Red mercury (II) oxide decomposes to form mercury metal and oxygen gas according to the following equation: 2HgO (s) yields 2Hg (l) + O2 (g). If 4.00
moles of HgO decompose to form 1.50 moles of O2 and 603 g of Hg, what is the percent yield of this reaction?
75%
posted just incase anyone else is looking for the answer^
To find the percent yield of a reaction, we need to compare the actual yield (the amount of product obtained in the experiment) to the theoretical yield (the maximum amount of product that can be obtained based on stoichiometry).

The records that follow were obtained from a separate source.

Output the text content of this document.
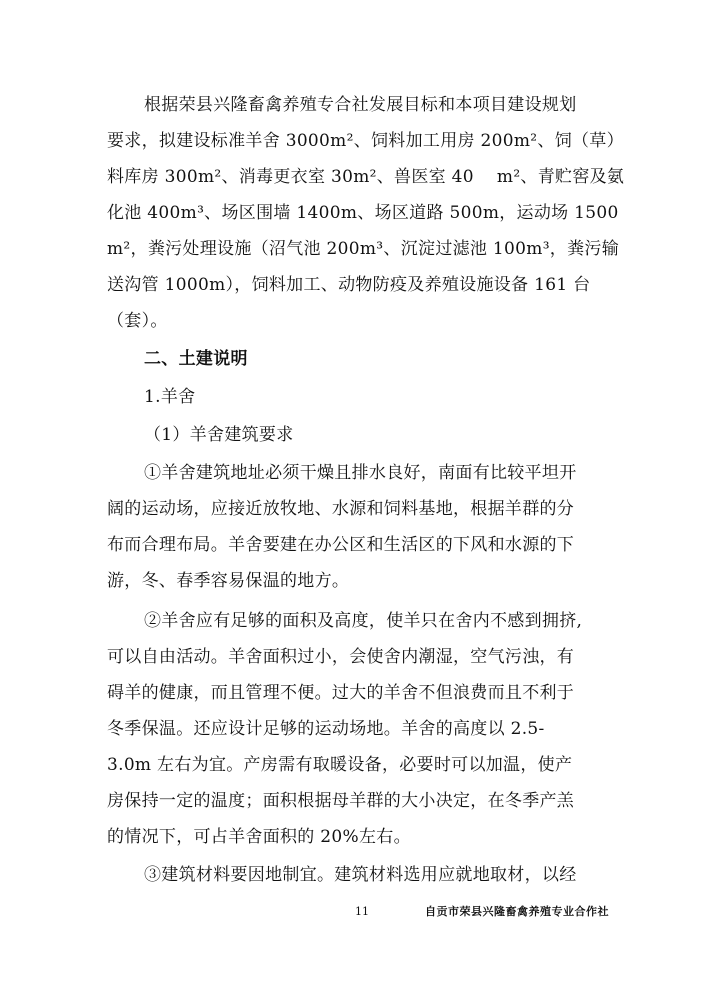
根据荣县兴隆畜禽养殖专合社发展目标和本项目建设规划
要求，拟建设标准羊舍 3000m²、饲料加工用房 200m²、饲（草）
料库房 300m²、消毒更衣室 30m²、兽医室 40　 m²、青贮窖及氨
化池 400m³、场区围墙 1400m、场区道路 500m，运动场 1500
m²，粪污处理设施（沼气池 200m³、沉淀过滤池 100m³，粪污输
送沟管 1000m），饲料加工、动物防疫及养殖设施设备 161 台
（套）。
二、土建说明
1.羊舍
（1）羊舍建筑要求
①羊舍建筑地址必须干燥且排水良好，南面有比较平坦开
阔的运动场，应接近放牧地、水源和饲料基地，根据羊群的分
布而合理布局。羊舍要建在办公区和生活区的下风和水源的下
游，冬、春季容易保温的地方。
②羊舍应有足够的面积及高度，使羊只在舍内不感到拥挤,
可以自由活动。羊舍面积过小，会使舍内潮湿，空气污浊，有
碍羊的健康，而且管理不便。过大的羊舍不但浪费而且不利于
冬季保温。还应设计足够的运动场地。羊舍的高度以 2.5-
3.0m 左右为宜。产房需有取暖设备，必要时可以加温，使产
房保持一定的温度；面积根据母羊群的大小决定，在冬季产羔
的情况下，可占羊舍面积的 20%左右。
③建筑材料要因地制宜。建筑材料选用应就地取材，以经
11	自贡市荣县兴隆畜禽养殖专业合作社
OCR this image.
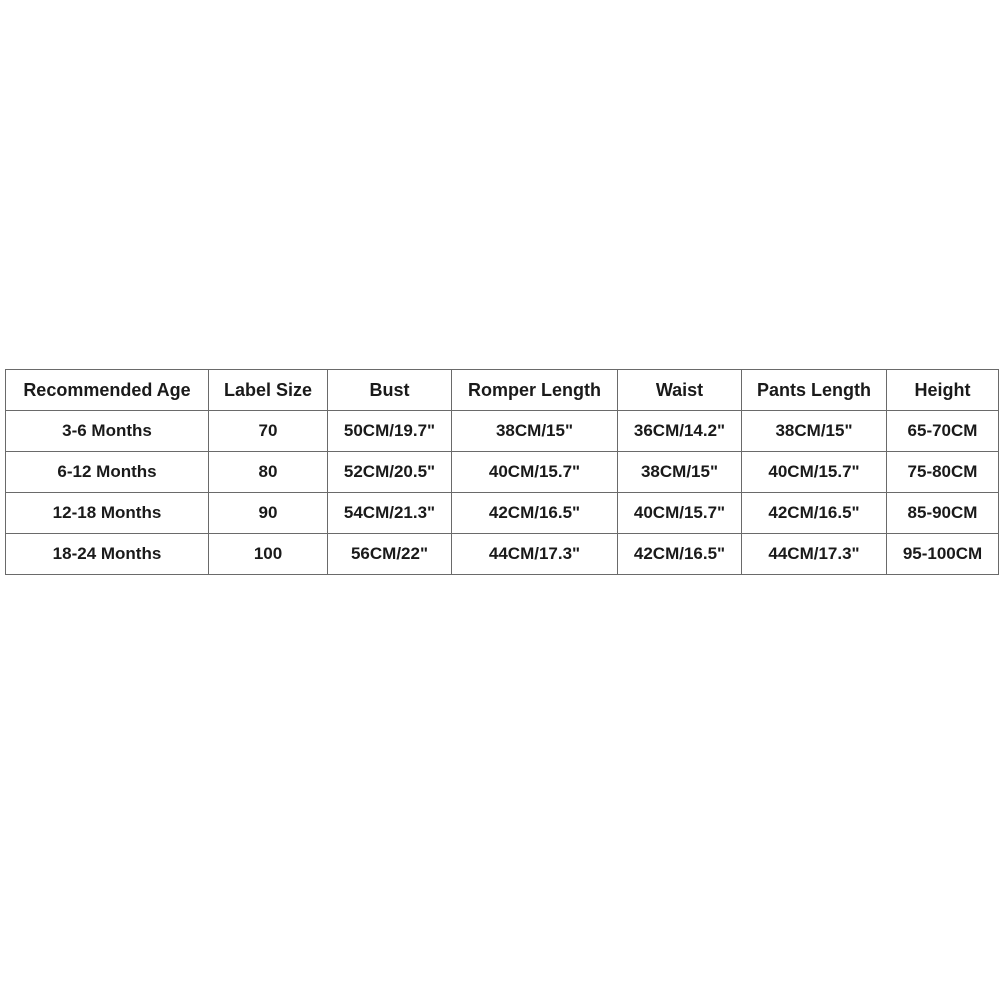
Recommended Age	Label Size	Bust	Romper Length	Waist	Pants Length	Height
3-6 Months	70	50CM/19.7"	38CM/15"	36CM/14.2"	38CM/15"	65-70CM
6-12 Months	80	52CM/20.5"	40CM/15.7"	38CM/15"	40CM/15.7"	75-80CM
12-18 Months	90	54CM/21.3"	42CM/16.5"	40CM/15.7"	42CM/16.5"	85-90CM
18-24 Months	100	56CM/22"	44CM/17.3"	42CM/16.5"	44CM/17.3"	95-100CM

In this case, we are given that 4.00 moles of HgO decompose to form 1.50 moles of O2 and 603 g of Hg. We can use this information to calculate the theoretical yield of mercury (Hg).
According to the balanced equation, the molar ratio between HgO and Hg is 1:1. Therefore, if 4.00 moles of HgO decomposes, we expect to obtain 4.00 moles of Hg.
Now, we can calculate the molar mass of Hg:
atomic weight of Hg = 200.59 g/mol
Next, we can calculate the theoretical yield, which is the mass of Hg that corresponds to the calculated moles:
theoretical yield of Hg = (4.00 moles) x (200.59 g/mol) = 802.36 g
The actual yield of Hg obtained in the experiment is given as 603 g.
Finally, we can calculate the percent yield using the formula:
percent yield = (actual yield / theoretical yield) x 100
percent yield = (603 g / 802.36 g) x 100 = 75.1%
Therefore, the percent yield of this reaction is 75.1%.